In one identified flaw, the JAMA authors do not adequately define excessive profits, despite it being their study’s central premise.  Winegarden and Pipes argue the authors would consider recouping drug innovation costs in setting prices to be “excessive.”

  • January 2024 figures show that pharmaceutical companies’ return on equity adjusted for R&D costs – a typical profitability measurement – was 12.4% while biotechnology companies had a -3.9% return. The market overall grew at 13.8%, showing industry profits were not excessive.

Patients pay higher out-of-pocket costs due to a broken system empowering pharmacy benefit managers (PBMs) to negotiate discounts that benefit PBMs at patients’ expense.  List prices have increased to facilitate large discounts, while net prices incorporating discounts have fallen for 6 years according to Drug Channels.  PBMs and insurers reap much of this gap between list and net prices as revenue.  Patient costs, however, are rising as out-of-pocket costs are based on list prices.
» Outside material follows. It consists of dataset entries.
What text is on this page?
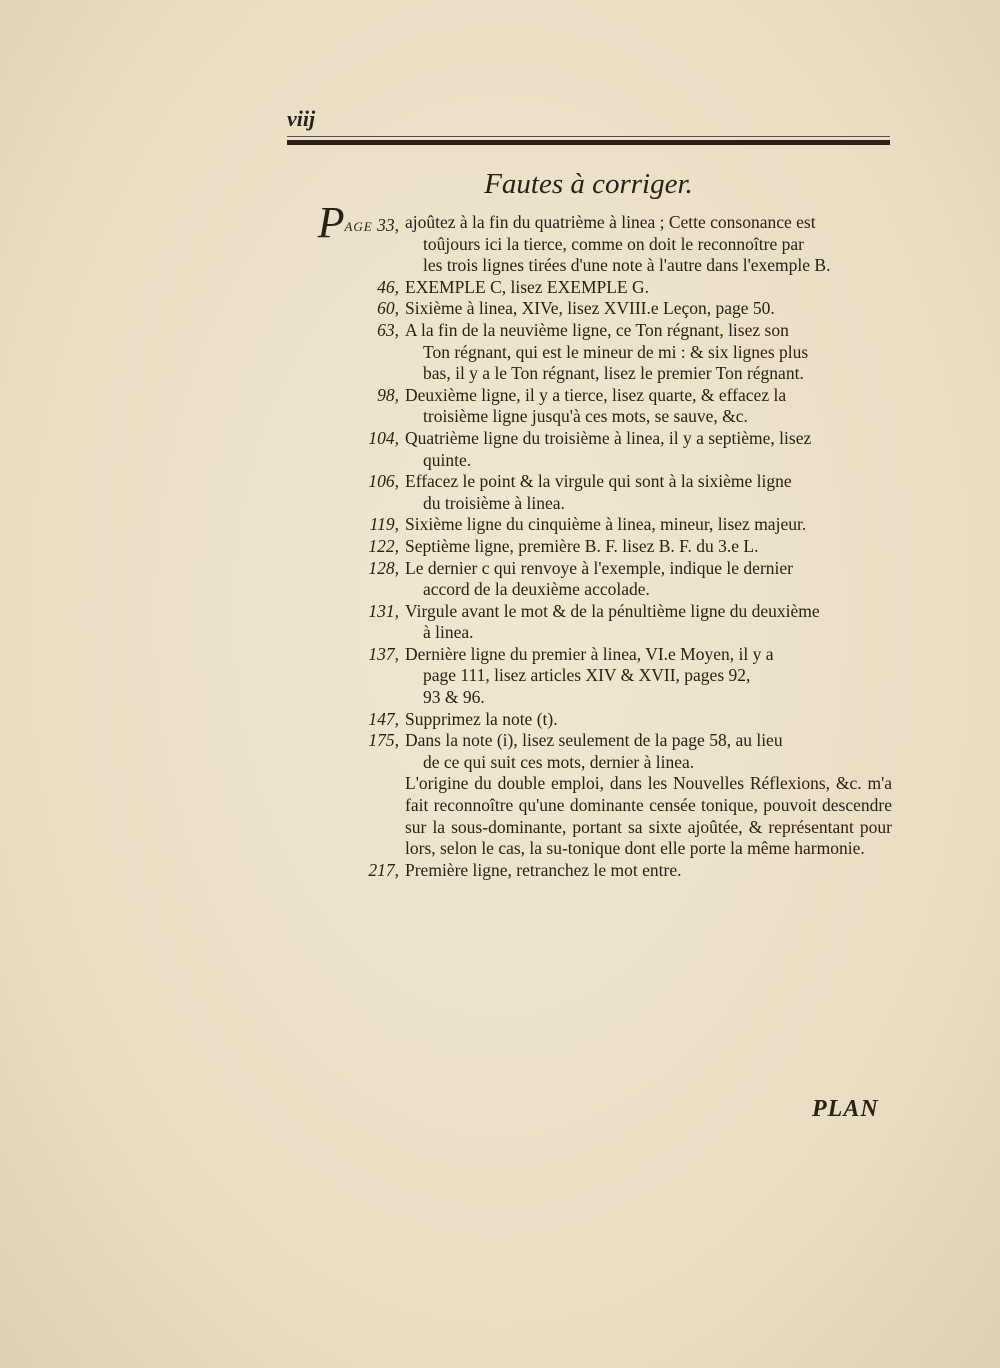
viij
Fautes à corriger.
PAGE 33, ajoûtez à la fin du quatrième à linea ; Cette consonance est
toûjours ici la tierce, comme on doit le reconnoître par
les trois lignes tirées d'une note à l'autre dans l'exemple B.
46, EXEMPLE C, lisez EXEMPLE G.
60, Sixième à linea, XIVe, lisez XVIII.e Leçon, page 50.
63, A la fin de la neuvième ligne, ce Ton régnant, lisez son
Ton régnant, qui est le mineur de mi : & six lignes plus
bas, il y a le Ton régnant, lisez le premier Ton régnant.
98, Deuxième ligne, il y a tierce, lisez quarte, & effacez la
troisième ligne jusqu'à ces mots, se sauve, &c.
104, Quatrième ligne du troisième à linea, il y a septième, lisez
quinte.
106, Effacez le point & la virgule qui sont à la sixième ligne
du troisième à linea.
119, Sixième ligne du cinquième à linea, mineur, lisez majeur.
122, Septième ligne, première B. F. lisez B. F. du 3.e L.
128, Le dernier c qui renvoye à l'exemple, indique le dernier
accord de la deuxième accolade.
131, Virgule avant le mot & de la pénultième ligne du deuxième
à linea.
137, Dernière ligne du premier à linea, VI.e Moyen, il y a
page 111, lisez articles XIV & XVII, pages 92,
93 & 96.
147, Supprimez la note (t).
175, Dans la note (i), lisez seulement de la page 58, au lieu
de ce qui suit ces mots, dernier à linea.
L'origine du double emploi, dans les Nouvelles Réflexions, &c. m'a fait reconnoître qu'une dominante censée tonique, pouvoit descendre sur la sous-dominante, portant sa sixte ajoûtée, & représentant pour lors, selon le cas, la su-tonique dont elle porte la même harmonie.
217, Première ligne, retranchez le mot entre.
PLAN
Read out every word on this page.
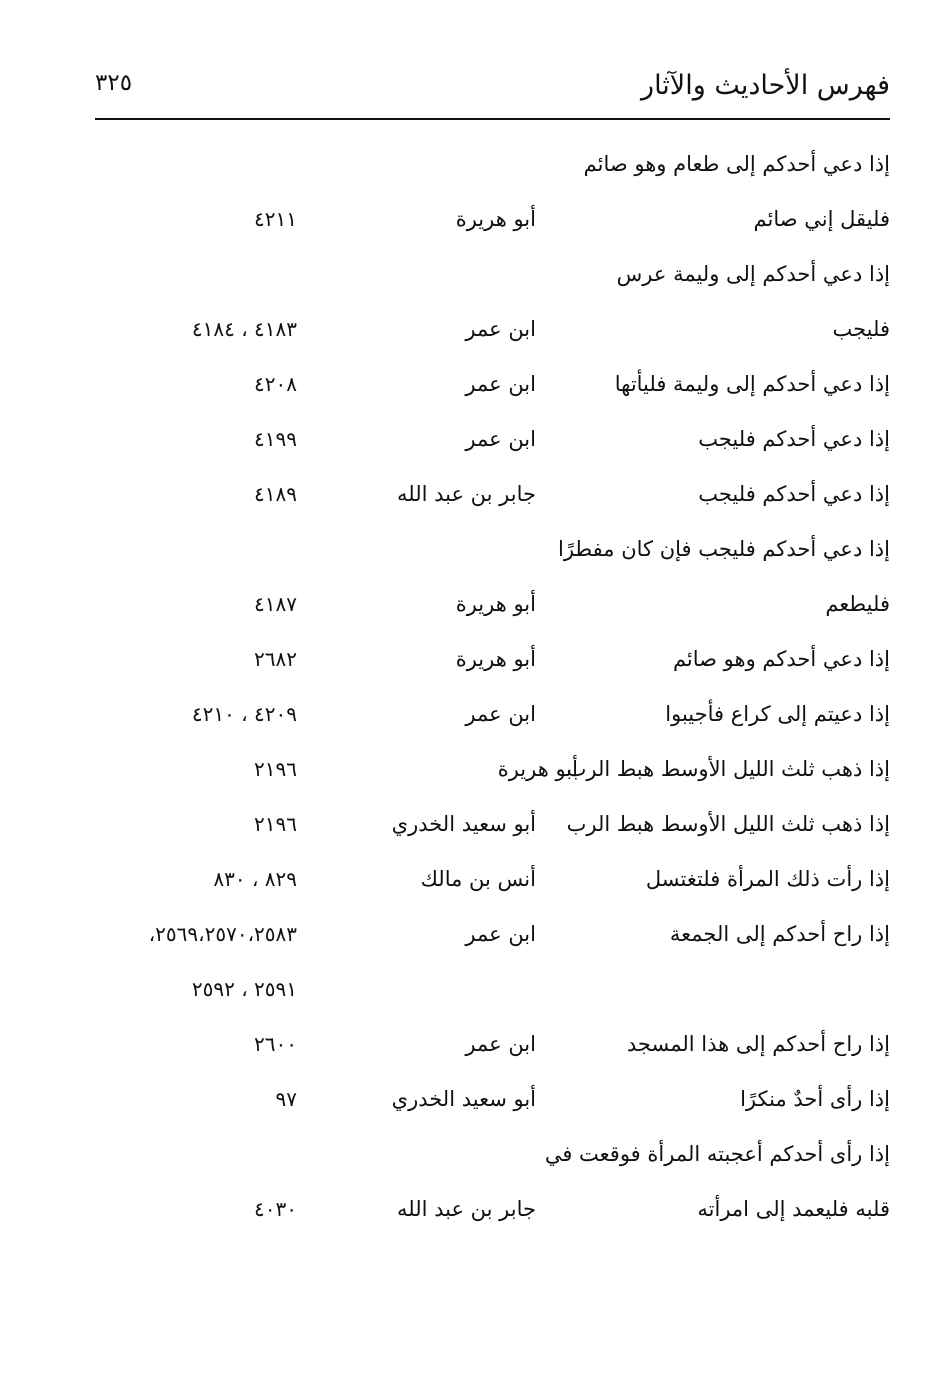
فهرس الأحاديث والآثار
٣٢٥
إذا دعي أحدكم إلى طعام وهو صائم
فليقل إني صائم
أبو هريرة
٤٢١١
إذا دعي أحدكم إلى وليمة عرس
فليجب
ابن عمر
٤١٨٣ ، ٤١٨٤
إذا دعي أحدكم إلى وليمة فليأتها
ابن عمر
٤٢٠٨
إذا دعي أحدكم فليجب
ابن عمر
٤١٩٩
إذا دعي أحدكم فليجب
جابر بن عبد الله
٤١٨٩
إذا دعي أحدكم فليجب فإن كان مفطرًا
فليطعم
أبو هريرة
٤١٨٧
إذا دعي أحدكم وهو صائم
أبو هريرة
٢٦٨٢
إذا دعيتم إلى كراع فأجيبوا
ابن عمر
٤٢٠٩ ، ٤٢١٠
إذا ذهب ثلث الليل الأوسط هبط الرب
أبو هريرة
٢١٩٦
إذا ذهب ثلث الليل الأوسط هبط الرب
أبو سعيد الخدري
٢١٩٦
إذا رأت ذلك المرأة فلتغتسل
أنس بن مالك
٨٢٩ ، ٨٣٠
إذا راح أحدكم إلى الجمعة
ابن عمر
٢٥٦٩،٢٥٧٠،٢٥٨٣،
٢٥٩١ ، ٢٥٩٢
إذا راح أحدكم إلى هذا المسجد
ابن عمر
٢٦٠٠
إذا رأى أحدٌ منكرًا
أبو سعيد الخدري
٩٧
إذا رأى أحدكم أعجبته المرأة فوقعت في
قلبه فليعمد إلى امرأته
جابر بن عبد الله
٤٠٣٠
Another flaw ignores the large research and development (R&D) and capital costs required to develop and manufacture drugs, which Winegarden and Pipes call “a grossly misleading estimate of the market prices for innovator medicines.”

  • The industry invested $101 billion into R&D in 2022, compared to $36 billion spent by the government-funded National Institutes of Health.
  • A Congressional Budget Office report detailing drug development costs – including R&D and research into failed drugs – ranged from less than $1 billion to more than $2 billion. Another study pegs the costs at $2.9 billion. Only 1 in 10 drugs will pass FDA review and trials to reach the market.